Il y a surtout les vacances libérées des premières années post majorité, Châtel, et la Costa Brava sous le soleil, la classe de neige plus tôt, les anniversaires et soirées d’époques. Je le savais déjà alors, peu de gens de mon âge prenaient de photos, je suis quasiment le seul à avoir immortalisé. J’en avais pourtant profité, de ces moments, même avec la bandoulière autour du cou, et puis, j’en profite tant aujourd’hui.

Je pense à elle, droite et irréprochable sous les aspects qu’elle a toujours bien voulu nous montrer, maman de trois petites filles. Comme les autres amis, le passage à la paternité ou à la maternité était une sorte d’électrochoc du changement, la trace de la révolution. C’était si curieux avant, et si normal maintenant.

Cette année, je n’ai pas oublié la date exacte de son anniversaire. Bien des fois, je me trompais à un jour près, peut-être deux. Elle n’était pas toute seule début avril.
Les dates se succèdent et en fait les mois passent.

lundi 9 avril 2012

Individus

J’aime le principe de l’individualité. Le monde est une addition d’êtres originaux, possédant leurs différences et leurs ressemblances. J’associe ce mot à personnalité. Pourtant, les semaines passant (pour ne pas dire années, voire décennies) et je constate l’individualisme forcené de mes congénères. Ce pourrait être positif, mais au bout du compte, il y a cette rime avec égoïsme qui s’impose. Alors, il parait que ce serait une conséquence de l’acquis social.
Je lutte pour me persuader que ce n’est pas un caractère inné. Encore que le sujet mérite bien des débats.

La Société nous rend de plus en plus individualiste. Certes, je suis, de part mon caractère un véritable exemple à ce dictat du “l’enfer c’est les autres” et du “pour vivre heureux, vivons cachés”.

Je ne sais pas finalement, ce qui m’aura poussé dans cette entreprise de services, tournée par essence vers les autres, avec cette notion extraordinaire du ‘rendre service’ (pas gratuitement, mais tous les principes ont des écarts de conduite). Alors je rencontre des gens, plein, tous individualités à part entière auxquelles il faut s’adapter et apporter la bonne version de l’aide, celle correctement personnalisée. Le Client est unique et il faut qu’il s’en rende compte. Sauf que je n’ai jamais été commercial dans l’âme. De temps en temps, j’exagère, je dis des choses que je ne pense pas tout à fait car je sais qu’elles sont très utopistes mais il faut rassurer, accrocher la confiance.

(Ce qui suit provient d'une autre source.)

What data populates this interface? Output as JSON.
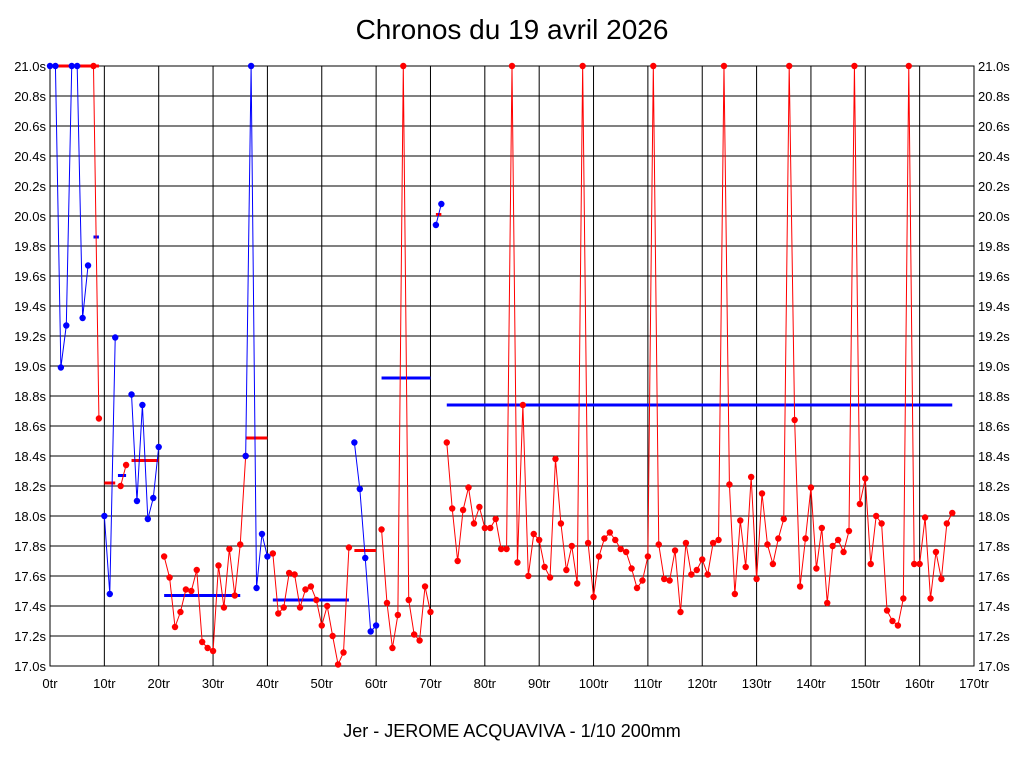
{
  "colors": {
    "background": "#ffffff",
    "grid": "#000000",
    "series_a": "#ff0000",
    "series_b": "#0000ff"
  },
  "chart_data": {
    "type": "line",
    "title": "Chronos du 19 avril 2026",
    "caption": "Jer - JEROME ACQUAVIVA - 1/10 200mm",
    "xlim": [
      0,
      170
    ],
    "ylim": [
      17.0,
      21.0
    ],
    "grid": true,
    "x_ticks": [
      0,
      10,
      20,
      30,
      40,
      50,
      60,
      70,
      80,
      90,
      100,
      110,
      120,
      130,
      140,
      150,
      160,
      170
    ],
    "x_tick_labels": [
      "0tr",
      "10tr",
      "20tr",
      "30tr",
      "40tr",
      "50tr",
      "60tr",
      "70tr",
      "80tr",
      "90tr",
      "100tr",
      "110tr",
      "120tr",
      "130tr",
      "140tr",
      "150tr",
      "160tr",
      "170tr"
    ],
    "y_ticks": [
      17.0,
      17.2,
      17.4,
      17.6,
      17.8,
      18.0,
      18.2,
      18.4,
      18.6,
      18.8,
      19.0,
      19.2,
      19.4,
      19.6,
      19.8,
      20.0,
      20.2,
      20.4,
      20.6,
      20.8,
      21.0
    ],
    "y_tick_labels": [
      "17.0s",
      "17.2s",
      "17.4s",
      "17.6s",
      "17.8s",
      "18.0s",
      "18.2s",
      "18.4s",
      "18.6s",
      "18.8s",
      "19.0s",
      "19.2s",
      "19.4s",
      "19.6s",
      "19.8s",
      "20.0s",
      "20.2s",
      "20.4s",
      "20.6s",
      "20.8s",
      "21.0s"
    ],
    "series": [
      {
        "color": "#0000ff",
        "x": [
          0,
          1,
          2,
          3,
          4,
          5,
          6,
          7
        ],
        "y": [
          21.0,
          21.0,
          18.99,
          19.27,
          21.0,
          21.0,
          19.32,
          19.67
        ]
      },
      {
        "color": "#ff0000",
        "x": [
          8,
          9
        ],
        "y": [
          21.0,
          18.65
        ]
      },
      {
        "color": "#0000ff",
        "x": [
          10,
          11,
          12
        ],
        "y": [
          18.0,
          17.48,
          19.19
        ]
      },
      {
        "color": "#ff0000",
        "x": [
          13,
          14
        ],
        "y": [
          18.2,
          18.34
        ]
      },
      {
        "color": "#0000ff",
        "x": [
          15,
          16,
          17,
          18,
          19,
          20
        ],
        "y": [
          18.81,
          18.1,
          18.74,
          17.98,
          18.12,
          18.46
        ]
      },
      {
        "color": "#ff0000",
        "x": [
          21,
          22,
          23,
          24,
          25,
          26,
          27,
          28,
          29,
          30,
          31,
          32,
          33,
          34,
          35,
          36
        ],
        "y": [
          17.73,
          17.59,
          17.26,
          17.36,
          17.51,
          17.5,
          17.64,
          17.16,
          17.12,
          17.1,
          17.67,
          17.39,
          17.78,
          17.47,
          17.81,
          18.4
        ]
      },
      {
        "color": "#0000ff",
        "x": [
          36,
          37,
          38,
          39,
          40
        ],
        "y": [
          18.4,
          21.0,
          17.52,
          17.88,
          17.73
        ]
      },
      {
        "color": "#ff0000",
        "x": [
          41,
          42,
          43,
          44,
          45,
          46,
          47,
          48,
          49,
          50,
          51,
          52,
          53,
          54,
          55
        ],
        "y": [
          17.75,
          17.35,
          17.39,
          17.62,
          17.61,
          17.39,
          17.51,
          17.53,
          17.44,
          17.27,
          17.4,
          17.2,
          17.01,
          17.09,
          17.79
        ]
      },
      {
        "color": "#0000ff",
        "x": [
          56,
          57,
          58,
          59,
          60
        ],
        "y": [
          18.49,
          18.18,
          17.72,
          17.23,
          17.27
        ]
      },
      {
        "color": "#ff0000",
        "x": [
          61,
          62,
          63,
          64,
          65,
          66,
          67,
          68,
          69,
          70
        ],
        "y": [
          17.91,
          17.42,
          17.12,
          17.34,
          21.0,
          17.44,
          17.21,
          17.17,
          17.53,
          17.36
        ]
      },
      {
        "color": "#0000ff",
        "x": [
          71,
          72
        ],
        "y": [
          19.94,
          20.08
        ]
      },
      {
        "color": "#ff0000",
        "x": [
          73,
          74,
          75,
          76,
          77,
          78,
          79,
          80,
          81,
          82,
          83,
          84,
          85,
          86,
          87,
          88,
          89,
          90,
          91,
          92,
          93,
          94,
          95,
          96,
          97,
          98,
          99,
          100,
          101,
          102,
          103,
          104,
          105,
          106,
          107,
          108,
          109,
          110,
          111,
          112,
          113,
          114,
          115,
          116,
          117,
          118,
          119,
          120,
          121,
          122,
          123,
          124,
          125,
          126,
          127,
          128,
          129,
          130,
          131,
          132,
          133,
          134,
          135,
          136,
          137,
          138,
          139,
          140,
          141,
          142,
          143,
          144,
          145,
          146,
          147,
          148,
          149,
          150,
          151,
          152,
          153,
          154,
          155,
          156,
          157,
          158,
          159,
          160,
          161,
          162,
          163,
          164,
          165,
          166
        ],
        "y": [
          18.49,
          18.05,
          17.7,
          18.04,
          18.19,
          17.95,
          18.06,
          17.92,
          17.92,
          17.98,
          17.78,
          17.78,
          21.0,
          17.69,
          18.74,
          17.6,
          17.88,
          17.84,
          17.66,
          17.59,
          18.38,
          17.95,
          17.64,
          17.8,
          17.55,
          21.0,
          17.82,
          17.46,
          17.73,
          17.85,
          17.89,
          17.84,
          17.78,
          17.76,
          17.65,
          17.52,
          17.57,
          17.73,
          21.0,
          17.81,
          17.58,
          17.57,
          17.77,
          17.36,
          17.82,
          17.61,
          17.64,
          17.71,
          17.61,
          17.82,
          17.84,
          21.0,
          18.21,
          17.48,
          17.97,
          17.66,
          18.26,
          17.58,
          18.15,
          17.81,
          17.68,
          17.85,
          17.98,
          21.0,
          18.64,
          17.53,
          17.85,
          18.19,
          17.65,
          17.92,
          17.42,
          17.8,
          17.84,
          17.76,
          17.9,
          21.0,
          18.08,
          18.25,
          17.68,
          18.0,
          17.95,
          17.37,
          17.3,
          17.27,
          17.45,
          21.0,
          17.68,
          17.68,
          17.99,
          17.45,
          17.76,
          17.58,
          17.95,
          18.02
        ]
      }
    ],
    "average_lines": [
      {
        "color": "#ff0000",
        "x_start": 0,
        "x_end": 9,
        "value": 21.0
      },
      {
        "color": "#0000ff",
        "x_start": 8,
        "x_end": 9,
        "value": 19.86
      },
      {
        "color": "#ff0000",
        "x_start": 10,
        "x_end": 12,
        "value": 18.22
      },
      {
        "color": "#0000ff",
        "x_start": 12.5,
        "x_end": 14,
        "value": 18.27
      },
      {
        "color": "#ff0000",
        "x_start": 15,
        "x_end": 20,
        "value": 18.37
      },
      {
        "color": "#0000ff",
        "x_start": 21,
        "x_end": 35,
        "value": 17.47
      },
      {
        "color": "#ff0000",
        "x_start": 36,
        "x_end": 40,
        "value": 18.52
      },
      {
        "color": "#0000ff",
        "x_start": 41,
        "x_end": 55,
        "value": 17.44
      },
      {
        "color": "#ff0000",
        "x_start": 56,
        "x_end": 60,
        "value": 17.77
      },
      {
        "color": "#0000ff",
        "x_start": 61,
        "x_end": 70,
        "value": 18.92
      },
      {
        "color": "#ff0000",
        "x_start": 71,
        "x_end": 72,
        "value": 20.01
      },
      {
        "color": "#0000ff",
        "x_start": 73,
        "x_end": 166,
        "value": 18.74
      }
    ]
  }
}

Et j’ai confiance en ce que je fais, ce que j’essaye de faire.

Dans toutes ces personnes croisées, il y a ces gens sans compassion, sans empathie.
Empathie: capacité de ressentir les émotions de de quelqu’un d’autre
Cette façon d’être ne s’invente pas artificiellement (j’aime à le croire), on fonctionne ainsi, ou non. J’essaye d’être empathique, j’aime l’être, tenter de chercher chez les autres comment ne pas perturber leurs bulles et comprendre la manière très personnelle dont ils fonctionnent. Humainement, involontairement, c’est passionnant, c’est instructif, c’est encourageant. Car derrière le mur, il y a la compréhension, le respect de tout un chacun, l’amabilité, l’éducation.

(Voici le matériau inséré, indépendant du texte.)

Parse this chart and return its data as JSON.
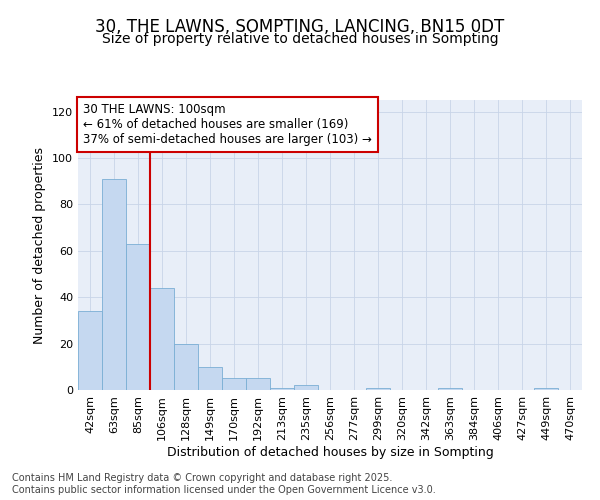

Force est de constater que certains humains sont foncièrement inhumains, sans se préoccuper une seconde des difficultés rencontrées par l’autre, ils jugent, évaluent, dictent, plutôt, édictent, font ces grands discours.
Dans ce métier étrange, une minorité individualiste va démonter tout le labeur d’une majorité.

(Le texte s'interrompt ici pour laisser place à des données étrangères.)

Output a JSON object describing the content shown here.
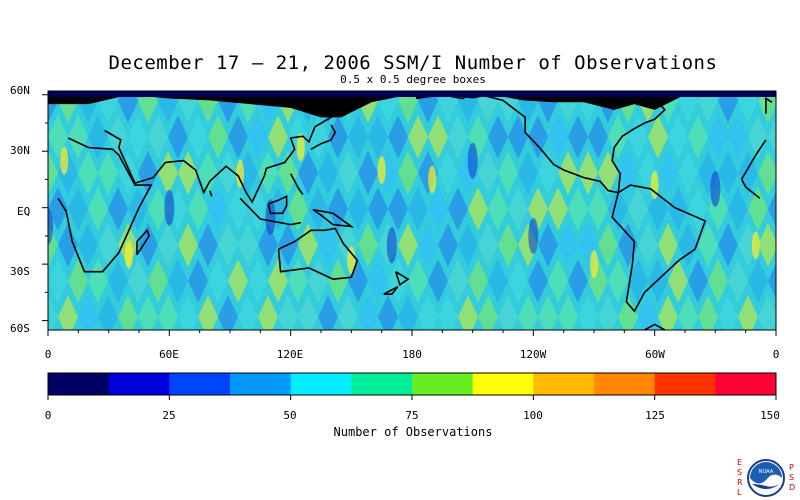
{
  "title": "December 17 – 21, 2006 SSM/I Number of Observations",
  "subtitle": "0.5 x 0.5 degree boxes",
  "lat_ticks": [
    "60N",
    "30N",
    "EQ",
    "30S",
    "60S"
  ],
  "lon_ticks": [
    "0",
    "60E",
    "120E",
    "180",
    "120W",
    "60W",
    "0"
  ],
  "colorbar": {
    "label": "Number of Observations",
    "ticks": [
      "0",
      "25",
      "50",
      "75",
      "100",
      "125",
      "150"
    ],
    "colors": [
      "#000066",
      "#0000dd",
      "#0044ff",
      "#0099ff",
      "#00eeff",
      "#00ee99",
      "#66ee22",
      "#ffff00",
      "#ffbb00",
      "#ff8800",
      "#ff3300",
      "#ff0033"
    ]
  },
  "logo": {
    "left_letters": [
      "E",
      "S",
      "R",
      "L"
    ],
    "right_letters": [
      "P",
      "S",
      "D"
    ],
    "center_text": "NOAA"
  },
  "colors": {
    "land": "#000000",
    "frame": "#000000"
  }
}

Je m’aperçois que je m’embrouille tant le nombre de versions varie à chaque individu. Je ne rentre pas dans le détail, volontairement. Pourquoi raconterais-je tous ces cas de malhonnêteté ‘intellectuelle’ qui conduisent une personne à pleurer, à s’apeurer, à se confondre sous prétexte qu’un con ou qu’une conne ne se positionne pas correctement face à un autre être humain.

Et là, malgré un sourire de façade, la compréhension tentée, je n’en reste qu’à la solution de la tarte dans la gueule. La bonne tarte dans la gueule qui soulage, bien qu’elle ne solutionne pas.

J’oublie alors l’empathie, je ne suis pas maso.